Fiona Kempton, Locust Valley, NY, grew up in England in the perfect environment to become a Land Rover enthusiast.

Early promotion for Series Land Rovers promoted them as farm workhorses that could also “take you into the city.” Their towing ability drew the attention of equestrians, and adverts in Country Life suggested that the Land Rover was the ideal vehicle from which to watch the races, as well as work them.

A Scent of EnglandHer father, John Kempton, gained fame as a trainer of steeplechase horses when, at the 1967 Grand National, his horse, Foinavon, slipped through an unbelievable 29-horse pileup at one jump and galloped to victory — despite the 100-1 odds against it. Nothing like it has occurred in the steeplechase world since; a jump at Aintree is named for Foinavon and there’s even a commemorative plaque on the lodge near his old training stable. John’s surprising fame enabled him to move about between stables in the Devon region.

When he found scuba diving more intriguing, he sold his stables and opened a dive shop named “Surf and Turf” [Ah, British humor -ed.] Fiona marveled at her father’s multiple occupations and entrepreneurial spirit. While in school in Devon, she emulated him by creating bean bags and pencil bags to sell to her teachers and classmates. By the time she was 12, she was selling her creations on consignment.

She went on to graduate from Kingston University, in Kingston-On-Thames, in 2000, moved to New York City, and began designing handbags and other accessory items for GAP and other well-known American brands. “When I left corporate America, I worked at a startup. At a party, I mentioned my interests to a friend, who was an actress appearing as a presenter on QVC. I showed her a handbag/laptop case and the brand grew from there.”

A Scent of England

Fiona sought to recreate the feel, texture, scents and other sensations from her childhood around riding stables, (“My father was always dressed in the same tweeds,”) old sailboats and of course, Land Rovers. “When I’ve gone on safari, I’ve taken photos of the Land Rovers more than the wildlife,” she confessed. In 2009, she founded Kempton & Company, now located in the Red Hook neighborhood of Brooklyn, in order to design and manufacture carryall’s, duffels, bags and odd accessories that reflect her past.

“I started designing and making bags in a loft at my house. I then moved the ‘factory’ into a store, and then to our Red Hook location. Sadly, it’s hard for me to find artisans to construct the bags here, and I much prefer life as a designer than as a factory manager.”

Fiona has established a manufacturing site in Kenya. That’s where an annual 4×4 off-road event called “The Rhino Charge” raises funds for rhinoceros preservation projects — and Fiona has visions of competing one year. “I learned how to play polo in Zambia, where I came across their “Elephant Charge” off-road rally to raise funds for animal conservation.”
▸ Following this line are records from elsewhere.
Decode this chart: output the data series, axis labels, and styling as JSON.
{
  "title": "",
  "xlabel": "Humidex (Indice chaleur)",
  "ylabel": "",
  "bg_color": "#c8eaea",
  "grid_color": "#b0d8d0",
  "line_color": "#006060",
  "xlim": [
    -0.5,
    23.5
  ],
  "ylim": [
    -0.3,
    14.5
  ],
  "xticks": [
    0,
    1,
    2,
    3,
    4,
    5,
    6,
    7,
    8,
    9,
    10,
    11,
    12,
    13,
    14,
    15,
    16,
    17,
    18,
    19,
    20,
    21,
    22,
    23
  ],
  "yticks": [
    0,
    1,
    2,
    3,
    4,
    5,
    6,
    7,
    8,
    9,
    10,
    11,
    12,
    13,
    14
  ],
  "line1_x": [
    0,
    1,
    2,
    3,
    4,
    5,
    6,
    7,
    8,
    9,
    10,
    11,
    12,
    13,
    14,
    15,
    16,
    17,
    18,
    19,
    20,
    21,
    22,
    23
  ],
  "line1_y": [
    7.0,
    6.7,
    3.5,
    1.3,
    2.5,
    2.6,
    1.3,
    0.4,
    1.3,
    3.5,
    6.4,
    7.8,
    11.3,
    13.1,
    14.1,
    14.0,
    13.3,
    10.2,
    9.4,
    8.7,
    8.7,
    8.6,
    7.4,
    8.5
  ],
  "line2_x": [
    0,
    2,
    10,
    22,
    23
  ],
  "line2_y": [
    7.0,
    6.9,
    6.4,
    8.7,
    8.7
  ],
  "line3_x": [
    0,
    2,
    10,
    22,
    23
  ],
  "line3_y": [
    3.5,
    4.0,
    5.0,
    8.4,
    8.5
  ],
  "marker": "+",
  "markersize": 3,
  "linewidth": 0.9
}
Her participation in polo matches will take her to the Hamptons and Bethpage, Long Island, and Greenwich, CT, this late summer and fall. What would go better at a polo event than a Land Rover?

A Scent of England

Fiona knew she needed to find a Land Rover to promote her work and link it with her British upbringing. At an interview at her Red Hook store, she reflected, “I grew up going to boarding school in a Land Rover, riding in the back tub. People in Devon use them as a workhorse.” She set her father, John, to work to source one for her.

He found a 1988 Land Rover 110 in the north of England. “I have to haul a lot of stuff,” she said, “and I wanted it to be a walking billboard. I didn’t realize how much attention it would draw, but it attracts guys like flies at a beach! It is so cool to have our brand reflected through a Land Rover as they have been so much a part of my life.”

Her husband, Idriss Dafaa, and Fiona have also purchased an ’09 Range Rover “because it hauls so much stuff and it means I don’t have to take the 110 out on salted roads in the winter.” There’s a third Land Rover on the way, an ’89 Land Rover 90 200 Tdi, that will be painted Hunter Green. It, too, will serve as an entertaining promotional vehicle for the company. “Our daughter, Eve, age 6, absolutely loves the Land Rovers; she’s always asking, ‘Can I sit sideways in the car?!’”

A walk through the remarkable goods offered at her store helped me understand the lure of her English past in creating a wide range of products. For men, there’s a collection of intriguing leather pocket notebooks with titles such as “Remember What Not to Do, Vol. XIII” and “Things I Have Seen From a Train.” There are also sailing gloves and auto racing gloves. There are duffels of distressed sailcloth, and for all I know, old Land Rover seat upholstery or worn horse blankets — all carry texture and the scent of England. Look for the Land Rover 110 and pop up displays around New York this summer.